A thermodynamics-inspired feature for anomaly detection on crowd motions in surveillance videos

Abstract

Identification of abnormal behaviors in surveillance videos of crowds plays an important role in public security monitoring. However, detecting abnormal crowd behaviors is challenging in that movements of individuals are usually random and unpredictable, and the occlusions caused by over-crowding make the task more difficult. In this paper, we introduce thermodynamic micro-statistics theory to detect and localize abnormal behaviors in crowded scenes based on Boltzmann Entropy. For this purpose, the scene of interest is modeled as moving particles turned out from a general optical flow algorithm. The particles are grouped into a set of prototypes according to their speeds and directions of moving, and a histogram is established to figure out how the particles distribute over the prototypes.
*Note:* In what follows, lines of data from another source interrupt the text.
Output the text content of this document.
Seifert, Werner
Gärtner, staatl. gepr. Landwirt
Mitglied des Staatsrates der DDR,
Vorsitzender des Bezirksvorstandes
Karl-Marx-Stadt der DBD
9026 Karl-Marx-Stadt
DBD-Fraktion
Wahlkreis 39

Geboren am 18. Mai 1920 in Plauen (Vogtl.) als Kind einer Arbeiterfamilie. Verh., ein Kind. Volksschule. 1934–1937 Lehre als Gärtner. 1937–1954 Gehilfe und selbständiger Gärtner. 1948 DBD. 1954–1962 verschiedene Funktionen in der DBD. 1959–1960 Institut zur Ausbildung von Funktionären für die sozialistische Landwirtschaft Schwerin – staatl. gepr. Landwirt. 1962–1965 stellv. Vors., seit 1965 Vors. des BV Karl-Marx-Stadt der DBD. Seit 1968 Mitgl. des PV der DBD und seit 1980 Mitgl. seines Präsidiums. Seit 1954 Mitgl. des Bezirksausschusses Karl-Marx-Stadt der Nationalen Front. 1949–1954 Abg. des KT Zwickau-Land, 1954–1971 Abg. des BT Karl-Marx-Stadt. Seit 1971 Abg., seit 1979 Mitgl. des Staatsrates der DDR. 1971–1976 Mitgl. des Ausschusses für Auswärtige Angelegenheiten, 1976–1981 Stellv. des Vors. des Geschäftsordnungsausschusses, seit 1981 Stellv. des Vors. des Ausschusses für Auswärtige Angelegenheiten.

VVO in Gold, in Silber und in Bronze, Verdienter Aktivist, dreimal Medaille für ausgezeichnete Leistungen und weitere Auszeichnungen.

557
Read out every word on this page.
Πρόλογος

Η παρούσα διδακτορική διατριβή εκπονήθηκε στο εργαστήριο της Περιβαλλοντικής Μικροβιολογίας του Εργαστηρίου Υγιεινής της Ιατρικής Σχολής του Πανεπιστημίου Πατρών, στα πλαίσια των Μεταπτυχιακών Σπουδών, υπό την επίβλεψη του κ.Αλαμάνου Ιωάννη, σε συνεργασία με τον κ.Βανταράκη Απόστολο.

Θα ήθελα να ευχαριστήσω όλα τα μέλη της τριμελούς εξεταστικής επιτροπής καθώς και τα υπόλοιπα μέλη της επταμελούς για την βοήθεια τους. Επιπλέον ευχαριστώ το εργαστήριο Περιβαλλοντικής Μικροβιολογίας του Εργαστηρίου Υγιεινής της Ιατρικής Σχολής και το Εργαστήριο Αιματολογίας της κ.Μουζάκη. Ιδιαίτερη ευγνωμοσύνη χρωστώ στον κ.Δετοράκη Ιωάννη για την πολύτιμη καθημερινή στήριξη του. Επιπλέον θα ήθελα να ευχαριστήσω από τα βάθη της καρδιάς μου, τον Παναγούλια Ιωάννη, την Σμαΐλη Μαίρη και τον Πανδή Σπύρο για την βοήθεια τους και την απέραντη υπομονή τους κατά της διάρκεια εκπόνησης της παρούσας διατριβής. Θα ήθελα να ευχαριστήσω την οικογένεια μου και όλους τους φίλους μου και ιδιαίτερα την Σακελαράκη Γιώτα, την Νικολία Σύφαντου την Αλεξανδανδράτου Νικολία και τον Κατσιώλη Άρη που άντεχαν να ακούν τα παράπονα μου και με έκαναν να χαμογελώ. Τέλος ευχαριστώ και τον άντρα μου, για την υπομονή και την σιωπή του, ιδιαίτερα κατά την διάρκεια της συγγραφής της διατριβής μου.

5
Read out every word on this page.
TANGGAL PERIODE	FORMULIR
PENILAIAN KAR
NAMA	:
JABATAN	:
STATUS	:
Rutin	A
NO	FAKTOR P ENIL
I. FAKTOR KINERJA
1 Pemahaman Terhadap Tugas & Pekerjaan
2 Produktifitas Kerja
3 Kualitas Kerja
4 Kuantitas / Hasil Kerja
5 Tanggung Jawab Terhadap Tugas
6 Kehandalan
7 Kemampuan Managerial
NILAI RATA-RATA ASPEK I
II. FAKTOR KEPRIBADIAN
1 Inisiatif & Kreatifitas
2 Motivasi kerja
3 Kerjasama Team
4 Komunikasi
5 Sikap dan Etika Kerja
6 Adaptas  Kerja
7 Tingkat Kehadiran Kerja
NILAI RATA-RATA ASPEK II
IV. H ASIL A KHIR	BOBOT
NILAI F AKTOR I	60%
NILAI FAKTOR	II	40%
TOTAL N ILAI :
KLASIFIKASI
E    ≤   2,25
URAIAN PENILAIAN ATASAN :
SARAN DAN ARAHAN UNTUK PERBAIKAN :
Here, Boltzmann Entropy is computed from the histogram for each video clip to characterize the chaos degree of crowd motion. By means of such feature extraction, the crowd motion patterns can be represented as a time series. We find that when most people behave anomaly in an area under surveillance, the corresponding entropy value will increase remarkably in comparison with those of normal cases. This motives us to make use of Boltzmann Entropy to distinguish the collective behaviors of people under emergent circumstances from their normal behaviors by evaluating how significantly the current feature value fits into the Gaussian model of normal cases. We validate our method extensively for anomaly detection and localization. The experimental results show promising performance compared with the state of the art methods.